Oreo Fudge Brownie Cake/Cupcakes
INGREDIENTS
  • Cooking Time: 28
  • Servings: 14-18 cupcakes
  • Preparation Time: 10
  • 1 box Betty Crocker Milk Chocolate Brownie Mix (I use 18.4oz Family Size)
  • 1c Oreo Cookie Crumbs (appx 10-12 cookies, crushed)
  • 3 Eggs
  • 2/3c Vegetable Oil
  • 1/4c Water
  • 2 tsp Vanilla Extract
DIRECTIONS
  1. 1) Preheat oven to temperature directed on Brownie Mix box (usually between 350-375°F).
  2. For Cake: Coat an 8x6x2" glass bake dish WELL with anti-stick cooking spray; set aside. For Cupcakes: Line 14-18 regular sized cupcake tin with baking cups; set aside.
  3. 2) In a large mixing bowl, whisk together eggs, vegetable oil, water, and vanilla.
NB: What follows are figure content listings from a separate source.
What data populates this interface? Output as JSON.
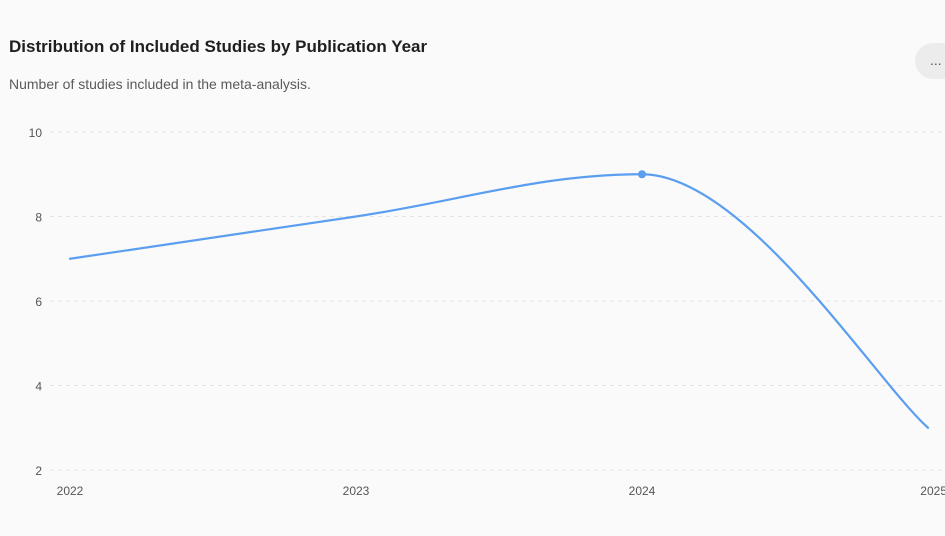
{
  "header": {
    "title": "Distribution of Included Studies by Publication Year",
    "subtitle": "Number of studies included in the meta-analysis.",
    "more_label": "..."
  },
  "icons": {
    "more": "more-options-icon"
  },
  "colors": {
    "line": "#5b9ef0",
    "grid": "#e4e4e4",
    "background": "#fafafa"
  },
  "chart_data": {
    "type": "line",
    "title": "Distribution of Included Studies by Publication Year",
    "subtitle": "Number of studies included in the meta-analysis.",
    "xlabel": "",
    "ylabel": "",
    "x": [
      "2022",
      "2023",
      "2024",
      "2025"
    ],
    "series": [
      {
        "values": [
          7,
          8,
          9,
          3
        ]
      }
    ],
    "yticks": [
      2,
      4,
      6,
      8,
      10
    ],
    "ylim": [
      2,
      10
    ],
    "grid": true,
    "curve": "smooth",
    "highlighted_point": "2024",
    "legend": "none"
  }
}
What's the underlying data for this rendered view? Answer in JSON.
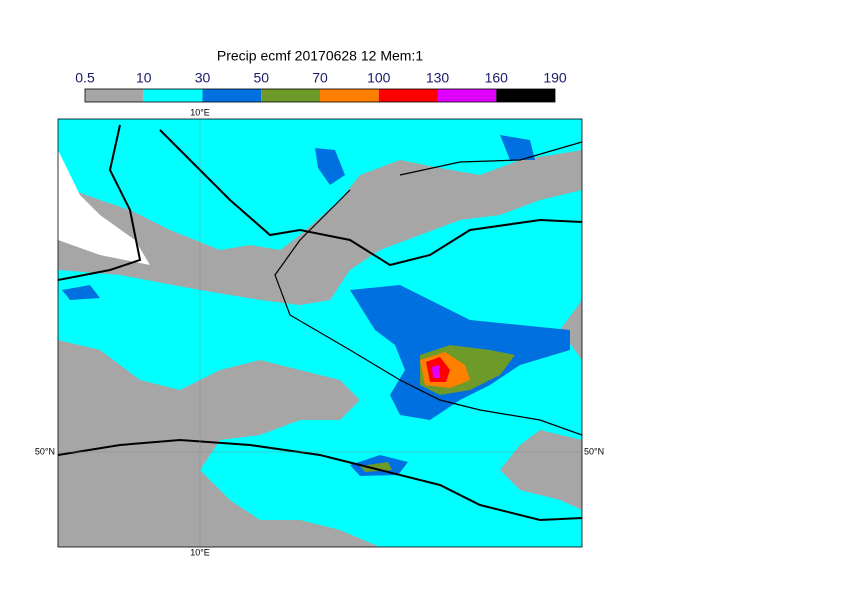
{
  "title": "Precip ecmf 20170628 12 Mem:1",
  "legend": {
    "levels": [
      "0.5",
      "10",
      "30",
      "50",
      "70",
      "100",
      "130",
      "160",
      "190"
    ],
    "colors": [
      "#a6a6a6",
      "#00ffff",
      "#0070e0",
      "#6e9a2a",
      "#ff8000",
      "#ff0000",
      "#e000ff",
      "#000000"
    ]
  },
  "map": {
    "lon_top": "10°E",
    "lon_bottom": "10°E",
    "lat_left": "50°N",
    "lat_right": "50°N"
  }
}
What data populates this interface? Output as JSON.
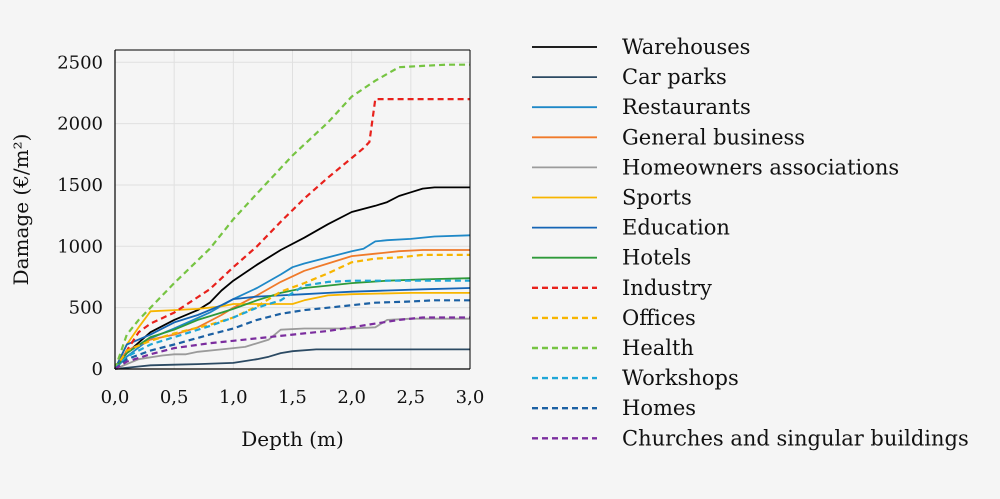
{
  "chart_data": {
    "type": "line",
    "xlabel": "Depth (m)",
    "ylabel": "Damage (€/m²)",
    "xlim": [
      0,
      3
    ],
    "ylim": [
      0,
      2600
    ],
    "x_ticks": [
      "0,0",
      "0,5",
      "1,0",
      "1,5",
      "2,0",
      "2,5",
      "3,0"
    ],
    "y_ticks": [
      "0",
      "500",
      "1000",
      "1500",
      "2000",
      "2500"
    ],
    "grid": true,
    "legend_position": "right",
    "series": [
      {
        "name": "Warehouses",
        "color": "#000000",
        "dash": false,
        "points": [
          [
            0,
            0
          ],
          [
            0.1,
            130
          ],
          [
            0.3,
            300
          ],
          [
            0.5,
            400
          ],
          [
            0.7,
            480
          ],
          [
            0.8,
            540
          ],
          [
            0.9,
            640
          ],
          [
            1.0,
            720
          ],
          [
            1.2,
            850
          ],
          [
            1.4,
            970
          ],
          [
            1.6,
            1070
          ],
          [
            1.8,
            1180
          ],
          [
            2.0,
            1280
          ],
          [
            2.2,
            1330
          ],
          [
            2.3,
            1360
          ],
          [
            2.4,
            1410
          ],
          [
            2.5,
            1440
          ],
          [
            2.6,
            1470
          ],
          [
            2.7,
            1480
          ],
          [
            3.0,
            1480
          ]
        ]
      },
      {
        "name": "Car parks",
        "color": "#2c4a63",
        "dash": false,
        "points": [
          [
            0,
            0
          ],
          [
            0.2,
            20
          ],
          [
            0.3,
            30
          ],
          [
            0.5,
            35
          ],
          [
            0.7,
            40
          ],
          [
            1.0,
            50
          ],
          [
            1.2,
            80
          ],
          [
            1.3,
            100
          ],
          [
            1.4,
            130
          ],
          [
            1.5,
            145
          ],
          [
            1.7,
            160
          ],
          [
            3.0,
            160
          ]
        ]
      },
      {
        "name": "Restaurants",
        "color": "#1e88c7",
        "dash": false,
        "points": [
          [
            0,
            0
          ],
          [
            0.1,
            100
          ],
          [
            0.3,
            250
          ],
          [
            0.5,
            330
          ],
          [
            0.8,
            460
          ],
          [
            1.0,
            570
          ],
          [
            1.2,
            660
          ],
          [
            1.4,
            770
          ],
          [
            1.5,
            830
          ],
          [
            1.6,
            860
          ],
          [
            1.8,
            910
          ],
          [
            2.0,
            960
          ],
          [
            2.1,
            980
          ],
          [
            2.2,
            1040
          ],
          [
            2.3,
            1050
          ],
          [
            2.5,
            1060
          ],
          [
            2.7,
            1080
          ],
          [
            3.0,
            1090
          ]
        ]
      },
      {
        "name": "General business",
        "color": "#f07a2a",
        "dash": false,
        "points": [
          [
            0,
            0
          ],
          [
            0.1,
            150
          ],
          [
            0.3,
            240
          ],
          [
            0.5,
            280
          ],
          [
            0.7,
            340
          ],
          [
            0.9,
            440
          ],
          [
            1.0,
            500
          ],
          [
            1.2,
            600
          ],
          [
            1.4,
            710
          ],
          [
            1.6,
            800
          ],
          [
            1.8,
            860
          ],
          [
            2.0,
            920
          ],
          [
            2.2,
            940
          ],
          [
            2.4,
            960
          ],
          [
            2.6,
            970
          ],
          [
            3.0,
            970
          ]
        ]
      },
      {
        "name": "Homeowners associations",
        "color": "#9b9b9b",
        "dash": false,
        "points": [
          [
            0,
            0
          ],
          [
            0.2,
            80
          ],
          [
            0.4,
            110
          ],
          [
            0.5,
            120
          ],
          [
            0.6,
            120
          ],
          [
            0.7,
            140
          ],
          [
            0.9,
            160
          ],
          [
            1.1,
            180
          ],
          [
            1.3,
            240
          ],
          [
            1.4,
            320
          ],
          [
            1.6,
            330
          ],
          [
            2.0,
            330
          ],
          [
            2.2,
            340
          ],
          [
            2.3,
            400
          ],
          [
            2.5,
            410
          ],
          [
            3.0,
            410
          ]
        ]
      },
      {
        "name": "Sports",
        "color": "#f7b500",
        "dash": false,
        "points": [
          [
            0,
            0
          ],
          [
            0.1,
            200
          ],
          [
            0.2,
            340
          ],
          [
            0.3,
            470
          ],
          [
            0.5,
            480
          ],
          [
            0.7,
            490
          ],
          [
            0.9,
            510
          ],
          [
            1.0,
            530
          ],
          [
            1.2,
            530
          ],
          [
            1.5,
            530
          ],
          [
            1.6,
            560
          ],
          [
            1.8,
            600
          ],
          [
            2.0,
            610
          ],
          [
            2.5,
            620
          ],
          [
            3.0,
            620
          ]
        ]
      },
      {
        "name": "Education",
        "color": "#1565b5",
        "dash": false,
        "points": [
          [
            0,
            0
          ],
          [
            0.1,
            200
          ],
          [
            0.3,
            280
          ],
          [
            0.5,
            380
          ],
          [
            0.7,
            440
          ],
          [
            0.9,
            520
          ],
          [
            1.0,
            570
          ],
          [
            1.2,
            590
          ],
          [
            1.4,
            600
          ],
          [
            1.6,
            610
          ],
          [
            1.8,
            620
          ],
          [
            2.0,
            630
          ],
          [
            2.3,
            640
          ],
          [
            2.6,
            650
          ],
          [
            3.0,
            660
          ]
        ]
      },
      {
        "name": "Hotels",
        "color": "#2e9a3a",
        "dash": false,
        "points": [
          [
            0,
            0
          ],
          [
            0.1,
            130
          ],
          [
            0.3,
            260
          ],
          [
            0.5,
            320
          ],
          [
            0.7,
            400
          ],
          [
            0.9,
            460
          ],
          [
            1.0,
            490
          ],
          [
            1.2,
            560
          ],
          [
            1.4,
            620
          ],
          [
            1.6,
            660
          ],
          [
            1.8,
            680
          ],
          [
            2.0,
            700
          ],
          [
            2.3,
            720
          ],
          [
            2.6,
            730
          ],
          [
            3.0,
            740
          ]
        ]
      },
      {
        "name": "Industry",
        "color": "#e8211c",
        "dash": true,
        "points": [
          [
            0,
            0
          ],
          [
            0.2,
            300
          ],
          [
            0.3,
            370
          ],
          [
            0.5,
            460
          ],
          [
            0.8,
            650
          ],
          [
            1.0,
            830
          ],
          [
            1.2,
            1000
          ],
          [
            1.4,
            1200
          ],
          [
            1.6,
            1390
          ],
          [
            1.8,
            1560
          ],
          [
            2.0,
            1720
          ],
          [
            2.1,
            1800
          ],
          [
            2.15,
            1850
          ],
          [
            2.2,
            2200
          ],
          [
            3.0,
            2200
          ]
        ]
      },
      {
        "name": "Offices",
        "color": "#f7b500",
        "dash": true,
        "points": [
          [
            0,
            0
          ],
          [
            0.1,
            150
          ],
          [
            0.3,
            230
          ],
          [
            0.5,
            290
          ],
          [
            0.8,
            360
          ],
          [
            1.0,
            420
          ],
          [
            1.2,
            510
          ],
          [
            1.4,
            630
          ],
          [
            1.6,
            700
          ],
          [
            1.8,
            780
          ],
          [
            2.0,
            870
          ],
          [
            2.2,
            900
          ],
          [
            2.4,
            910
          ],
          [
            2.6,
            930
          ],
          [
            3.0,
            930
          ]
        ]
      },
      {
        "name": "Health",
        "color": "#76c442",
        "dash": true,
        "points": [
          [
            0,
            0
          ],
          [
            0.1,
            280
          ],
          [
            0.2,
            400
          ],
          [
            0.5,
            700
          ],
          [
            0.8,
            980
          ],
          [
            1.0,
            1220
          ],
          [
            1.2,
            1430
          ],
          [
            1.5,
            1740
          ],
          [
            1.8,
            2010
          ],
          [
            2.0,
            2220
          ],
          [
            2.2,
            2350
          ],
          [
            2.4,
            2460
          ],
          [
            2.6,
            2470
          ],
          [
            2.8,
            2480
          ],
          [
            3.0,
            2480
          ]
        ]
      },
      {
        "name": "Workshops",
        "color": "#1fa6d6",
        "dash": true,
        "points": [
          [
            0,
            0
          ],
          [
            0.1,
            100
          ],
          [
            0.3,
            200
          ],
          [
            0.5,
            260
          ],
          [
            0.8,
            350
          ],
          [
            1.0,
            420
          ],
          [
            1.2,
            500
          ],
          [
            1.4,
            560
          ],
          [
            1.6,
            680
          ],
          [
            1.8,
            710
          ],
          [
            2.0,
            720
          ],
          [
            2.3,
            720
          ],
          [
            2.6,
            720
          ],
          [
            3.0,
            720
          ]
        ]
      },
      {
        "name": "Homes",
        "color": "#1b60a3",
        "dash": true,
        "points": [
          [
            0,
            0
          ],
          [
            0.1,
            80
          ],
          [
            0.3,
            150
          ],
          [
            0.5,
            200
          ],
          [
            0.8,
            280
          ],
          [
            1.0,
            330
          ],
          [
            1.2,
            400
          ],
          [
            1.4,
            450
          ],
          [
            1.6,
            480
          ],
          [
            1.8,
            500
          ],
          [
            2.0,
            520
          ],
          [
            2.2,
            540
          ],
          [
            2.5,
            550
          ],
          [
            2.7,
            560
          ],
          [
            3.0,
            560
          ]
        ]
      },
      {
        "name": "Churches and singular buildings",
        "color": "#7b2d9e",
        "dash": true,
        "points": [
          [
            0,
            0
          ],
          [
            0.1,
            60
          ],
          [
            0.3,
            120
          ],
          [
            0.5,
            170
          ],
          [
            0.8,
            210
          ],
          [
            1.0,
            230
          ],
          [
            1.3,
            260
          ],
          [
            1.6,
            290
          ],
          [
            1.8,
            310
          ],
          [
            2.0,
            340
          ],
          [
            2.2,
            370
          ],
          [
            2.4,
            400
          ],
          [
            2.6,
            420
          ],
          [
            3.0,
            420
          ]
        ]
      }
    ]
  }
}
Mix in Oreo Cookie crumbs. Lastly, slowly beat in Brownie Mix until well combined.
  4. 3) For Cake: Pour cake batter into prepared bake dish; level out top. Bake 25-28 minutes, according to box instructions. For Cupcakes: Fill lined cupcake pan 3/4 way full. (Cupcake tops will rise slightly.) Bake for 20-23 minutes.
  5. TIP: Make certain not to over cook- the bottoms will burn easily! Use the toothpick test. Poke a toothpick into the center of the cake or cupcake- if it comes out clean, it is definitely done. However, with this chewy goodness, it can come out "gooey" and be done! A "runny" center needs more time in the oven!
  6. 4) Allow to cool on wire bake rack. For Cake: Cut cake in half for layering, or frost as usual. For Cupcakes: For quicker prep, try piping frosting onto your cupcakes with a pastry bag, or a large storage bag with the corner slightly snipped off.
RECIPE BACKSTORY
I tried finding the original Cake recipe online, but failed in the search. I started making these into cupcakes and topping them with my "Whipped Peanut butter Frosting". Super dense. Super moist. Super delish! A favorite go-to Birthday Cake recipe!